VW says CEO Diess enjoys full backing from supervisory board

FRANKFURT (Reuters) - Volkswagen VOWG_p.DE on Thursday moved to quash rumours that Chief Executive Herbert Diess had been sidelined by issuing an unsolicited declaration of support, following clashes with the company's labour leaders who resisted plans for deeper cuts.

FILE PHOTO: Volkswagen Group CEO Herbert Diess attends a construction completion event of SAIC Volkswagen MEB electric vehicle plant in Shanghai, China November 8, 2019. REUTERS/Aly Song

“The most important message is that the supervisory board and executive committee ... are in complete agreement that our CEO Herbert Diess is leading the implementation of our strategy,” Chief Financial Officer Frank Witter said in remarks which were read out on a call with journalists on Thursday.

Witter acknowledged that “smoke emanating from Wolfsburg” was a sign of how difficult it was to balance the interests of various stakeholders at the company.

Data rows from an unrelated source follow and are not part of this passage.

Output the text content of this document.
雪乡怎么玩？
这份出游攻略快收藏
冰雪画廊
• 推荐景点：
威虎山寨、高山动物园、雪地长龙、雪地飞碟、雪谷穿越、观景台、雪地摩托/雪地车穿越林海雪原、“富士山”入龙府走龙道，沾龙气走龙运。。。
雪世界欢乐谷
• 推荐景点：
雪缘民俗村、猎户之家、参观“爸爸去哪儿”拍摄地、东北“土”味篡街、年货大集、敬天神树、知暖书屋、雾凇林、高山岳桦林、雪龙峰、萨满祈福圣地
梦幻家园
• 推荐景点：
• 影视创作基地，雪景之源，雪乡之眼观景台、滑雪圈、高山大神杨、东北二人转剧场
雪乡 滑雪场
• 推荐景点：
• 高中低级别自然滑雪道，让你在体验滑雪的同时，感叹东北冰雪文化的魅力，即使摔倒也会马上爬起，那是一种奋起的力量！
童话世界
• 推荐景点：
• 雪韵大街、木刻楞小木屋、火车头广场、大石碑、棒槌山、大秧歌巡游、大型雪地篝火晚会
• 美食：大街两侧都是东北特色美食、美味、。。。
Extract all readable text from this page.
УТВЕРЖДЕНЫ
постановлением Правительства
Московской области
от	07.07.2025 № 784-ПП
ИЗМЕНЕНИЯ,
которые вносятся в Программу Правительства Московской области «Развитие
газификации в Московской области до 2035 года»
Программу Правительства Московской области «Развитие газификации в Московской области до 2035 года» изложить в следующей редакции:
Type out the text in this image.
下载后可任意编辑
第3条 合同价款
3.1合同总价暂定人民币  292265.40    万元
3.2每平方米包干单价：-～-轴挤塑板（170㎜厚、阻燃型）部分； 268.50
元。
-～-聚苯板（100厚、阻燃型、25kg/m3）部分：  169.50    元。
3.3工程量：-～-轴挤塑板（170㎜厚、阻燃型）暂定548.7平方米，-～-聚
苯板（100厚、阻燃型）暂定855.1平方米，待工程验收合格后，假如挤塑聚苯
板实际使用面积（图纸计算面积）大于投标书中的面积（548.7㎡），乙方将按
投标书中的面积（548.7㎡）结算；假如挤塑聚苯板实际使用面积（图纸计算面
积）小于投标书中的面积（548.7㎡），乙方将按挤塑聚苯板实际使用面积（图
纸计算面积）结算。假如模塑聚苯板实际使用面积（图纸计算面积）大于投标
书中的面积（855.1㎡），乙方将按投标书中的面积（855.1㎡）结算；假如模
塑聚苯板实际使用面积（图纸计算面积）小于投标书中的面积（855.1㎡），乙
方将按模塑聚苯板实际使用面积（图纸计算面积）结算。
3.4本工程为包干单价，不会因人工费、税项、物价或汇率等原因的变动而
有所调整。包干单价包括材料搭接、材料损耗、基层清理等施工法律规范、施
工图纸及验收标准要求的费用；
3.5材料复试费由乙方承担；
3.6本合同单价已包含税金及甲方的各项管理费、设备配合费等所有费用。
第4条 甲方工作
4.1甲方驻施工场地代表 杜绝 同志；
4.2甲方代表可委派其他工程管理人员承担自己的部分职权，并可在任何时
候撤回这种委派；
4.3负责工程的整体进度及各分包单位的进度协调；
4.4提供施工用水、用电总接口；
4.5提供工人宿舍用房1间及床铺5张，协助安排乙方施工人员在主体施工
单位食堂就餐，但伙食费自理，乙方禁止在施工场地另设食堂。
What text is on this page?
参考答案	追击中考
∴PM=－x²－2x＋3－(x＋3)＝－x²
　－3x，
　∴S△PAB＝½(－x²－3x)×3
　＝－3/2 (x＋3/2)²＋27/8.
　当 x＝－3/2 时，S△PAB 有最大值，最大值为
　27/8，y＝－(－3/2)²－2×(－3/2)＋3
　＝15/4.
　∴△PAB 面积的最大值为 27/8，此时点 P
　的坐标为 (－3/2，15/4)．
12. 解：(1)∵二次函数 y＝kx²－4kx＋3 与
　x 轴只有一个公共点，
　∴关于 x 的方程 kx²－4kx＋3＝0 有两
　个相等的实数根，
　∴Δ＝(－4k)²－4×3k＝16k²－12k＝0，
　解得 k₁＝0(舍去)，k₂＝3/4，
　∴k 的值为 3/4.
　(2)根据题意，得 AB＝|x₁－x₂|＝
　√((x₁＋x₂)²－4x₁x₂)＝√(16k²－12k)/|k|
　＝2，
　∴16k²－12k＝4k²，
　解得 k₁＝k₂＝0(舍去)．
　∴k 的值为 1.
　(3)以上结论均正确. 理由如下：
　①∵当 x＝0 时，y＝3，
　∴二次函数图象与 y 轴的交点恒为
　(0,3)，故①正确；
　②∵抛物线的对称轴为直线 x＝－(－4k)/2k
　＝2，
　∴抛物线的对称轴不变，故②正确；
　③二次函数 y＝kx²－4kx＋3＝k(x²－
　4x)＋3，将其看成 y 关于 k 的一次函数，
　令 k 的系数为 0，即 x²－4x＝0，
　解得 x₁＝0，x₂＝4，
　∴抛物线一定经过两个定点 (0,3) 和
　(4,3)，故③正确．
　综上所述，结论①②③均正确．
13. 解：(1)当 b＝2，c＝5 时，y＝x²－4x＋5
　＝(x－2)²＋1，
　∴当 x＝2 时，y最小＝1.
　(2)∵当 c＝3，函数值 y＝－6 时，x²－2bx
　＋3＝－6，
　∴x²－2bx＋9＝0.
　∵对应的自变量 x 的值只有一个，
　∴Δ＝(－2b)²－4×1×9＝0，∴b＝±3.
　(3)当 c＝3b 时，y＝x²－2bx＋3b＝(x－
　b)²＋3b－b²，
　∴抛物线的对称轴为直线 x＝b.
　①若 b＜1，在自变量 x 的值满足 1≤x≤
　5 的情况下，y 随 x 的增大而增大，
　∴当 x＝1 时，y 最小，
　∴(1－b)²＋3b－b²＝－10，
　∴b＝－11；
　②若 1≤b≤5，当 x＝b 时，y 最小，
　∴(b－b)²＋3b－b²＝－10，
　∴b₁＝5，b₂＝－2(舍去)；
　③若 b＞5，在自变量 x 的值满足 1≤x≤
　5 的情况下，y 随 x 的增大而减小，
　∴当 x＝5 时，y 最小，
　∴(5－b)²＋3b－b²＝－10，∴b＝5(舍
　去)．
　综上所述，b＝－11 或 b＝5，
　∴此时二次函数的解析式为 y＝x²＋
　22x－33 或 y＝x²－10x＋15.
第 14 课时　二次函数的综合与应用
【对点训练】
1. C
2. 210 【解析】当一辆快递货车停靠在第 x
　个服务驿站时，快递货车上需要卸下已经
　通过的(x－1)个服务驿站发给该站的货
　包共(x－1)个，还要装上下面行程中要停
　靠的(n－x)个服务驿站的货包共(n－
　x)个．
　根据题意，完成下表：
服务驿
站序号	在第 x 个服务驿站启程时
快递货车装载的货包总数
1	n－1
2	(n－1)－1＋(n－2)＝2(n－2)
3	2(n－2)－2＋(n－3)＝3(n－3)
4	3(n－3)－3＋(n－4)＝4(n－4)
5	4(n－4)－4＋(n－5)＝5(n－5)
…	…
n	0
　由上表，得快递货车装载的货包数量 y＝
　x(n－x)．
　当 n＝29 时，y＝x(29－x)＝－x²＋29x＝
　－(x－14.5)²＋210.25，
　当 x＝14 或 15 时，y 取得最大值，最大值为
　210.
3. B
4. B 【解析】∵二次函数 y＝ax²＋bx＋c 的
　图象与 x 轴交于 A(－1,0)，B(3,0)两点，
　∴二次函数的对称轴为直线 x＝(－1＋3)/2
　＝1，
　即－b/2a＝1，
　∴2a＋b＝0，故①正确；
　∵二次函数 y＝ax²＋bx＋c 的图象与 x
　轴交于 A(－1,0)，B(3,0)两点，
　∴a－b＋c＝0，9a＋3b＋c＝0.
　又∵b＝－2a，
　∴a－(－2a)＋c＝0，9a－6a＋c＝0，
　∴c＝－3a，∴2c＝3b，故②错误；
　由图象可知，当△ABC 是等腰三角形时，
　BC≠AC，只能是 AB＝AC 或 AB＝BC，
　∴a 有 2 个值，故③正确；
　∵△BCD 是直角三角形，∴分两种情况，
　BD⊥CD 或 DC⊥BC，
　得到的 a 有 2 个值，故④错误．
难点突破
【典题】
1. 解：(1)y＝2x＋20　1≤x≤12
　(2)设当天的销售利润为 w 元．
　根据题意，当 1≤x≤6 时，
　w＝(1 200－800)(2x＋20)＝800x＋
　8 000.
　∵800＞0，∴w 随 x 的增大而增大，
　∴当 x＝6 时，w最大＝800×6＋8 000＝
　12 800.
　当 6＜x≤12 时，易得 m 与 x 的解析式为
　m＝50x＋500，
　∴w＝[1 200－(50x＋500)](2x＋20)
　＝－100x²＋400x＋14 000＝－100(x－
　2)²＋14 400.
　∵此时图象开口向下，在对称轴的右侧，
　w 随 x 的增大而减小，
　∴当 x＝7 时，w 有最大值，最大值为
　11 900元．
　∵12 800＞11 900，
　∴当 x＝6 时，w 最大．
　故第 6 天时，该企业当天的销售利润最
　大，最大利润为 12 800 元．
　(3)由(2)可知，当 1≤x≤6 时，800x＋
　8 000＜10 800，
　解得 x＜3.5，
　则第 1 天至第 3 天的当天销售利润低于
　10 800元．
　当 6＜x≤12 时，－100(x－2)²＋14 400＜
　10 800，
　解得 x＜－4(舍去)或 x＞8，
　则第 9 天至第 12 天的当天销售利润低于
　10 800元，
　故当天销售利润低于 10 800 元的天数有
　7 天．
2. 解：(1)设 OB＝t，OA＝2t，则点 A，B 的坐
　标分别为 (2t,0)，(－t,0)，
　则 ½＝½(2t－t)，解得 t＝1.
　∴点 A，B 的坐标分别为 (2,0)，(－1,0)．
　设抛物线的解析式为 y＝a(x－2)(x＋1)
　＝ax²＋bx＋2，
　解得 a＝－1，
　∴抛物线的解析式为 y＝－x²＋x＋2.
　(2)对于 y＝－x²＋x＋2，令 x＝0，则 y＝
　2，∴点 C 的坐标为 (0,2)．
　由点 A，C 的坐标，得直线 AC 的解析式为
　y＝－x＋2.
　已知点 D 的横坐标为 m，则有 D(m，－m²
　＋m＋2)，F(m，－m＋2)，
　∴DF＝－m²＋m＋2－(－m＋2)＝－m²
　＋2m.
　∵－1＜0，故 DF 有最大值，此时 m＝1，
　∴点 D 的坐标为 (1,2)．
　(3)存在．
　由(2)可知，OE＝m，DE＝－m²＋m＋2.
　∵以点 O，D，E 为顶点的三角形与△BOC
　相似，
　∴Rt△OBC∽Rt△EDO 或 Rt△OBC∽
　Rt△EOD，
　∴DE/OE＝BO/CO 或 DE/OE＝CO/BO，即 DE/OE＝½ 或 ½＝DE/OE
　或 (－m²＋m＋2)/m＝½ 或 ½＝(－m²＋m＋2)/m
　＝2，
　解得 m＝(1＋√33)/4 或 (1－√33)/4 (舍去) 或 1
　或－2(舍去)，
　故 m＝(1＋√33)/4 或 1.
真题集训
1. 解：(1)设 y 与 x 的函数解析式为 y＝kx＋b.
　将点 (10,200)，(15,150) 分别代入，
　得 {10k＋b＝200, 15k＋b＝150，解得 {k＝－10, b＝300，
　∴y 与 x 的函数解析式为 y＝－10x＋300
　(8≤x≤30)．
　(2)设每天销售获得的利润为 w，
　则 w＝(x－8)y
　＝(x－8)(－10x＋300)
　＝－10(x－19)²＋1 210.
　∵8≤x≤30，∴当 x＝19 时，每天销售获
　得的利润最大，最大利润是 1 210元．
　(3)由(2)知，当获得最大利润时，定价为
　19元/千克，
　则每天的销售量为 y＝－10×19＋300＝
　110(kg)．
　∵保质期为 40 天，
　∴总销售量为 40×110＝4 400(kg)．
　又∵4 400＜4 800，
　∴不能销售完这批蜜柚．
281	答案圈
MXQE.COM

Diess has for months pushed to lower costs at the carmaker’s German operations, repeatedly clashing with labour representatives, who control nine of the 19 seats on VW’s board of directors, known in Germany as the supervisory board.

In June, Diess was forced to apologise to the supervisory board after accusing a member of leaking confidential information to the press.

In the wake of the clash, Diess handed responsibility for managing the core VW brand to internal veteran Ralf Brandstaetter.

“Believe me, his ambition and his urge for rapid and lasting change remain unchanged,” Witter said on Thursday.

Days after Diess relinquished his direct oversight of the VW brand, the carmaker unveiled a raft of other changes which hit a network of external managers that Diess had brought in to increase efficiency at the carmaker.

Volkswagen’s powerful labour chief Bernd Osterloh then went on a roadshow to tell investors the carmaker has no need for deeper cost cuts in Germany.

In June, VW said Bernhard Maier, chairman of Volkswagen’s value brand Skoda brand, and Stefan Sommer, the company’s head of procurement, plus Andreas Renschler, who headed up the Trucks division, would leave Volkswagen.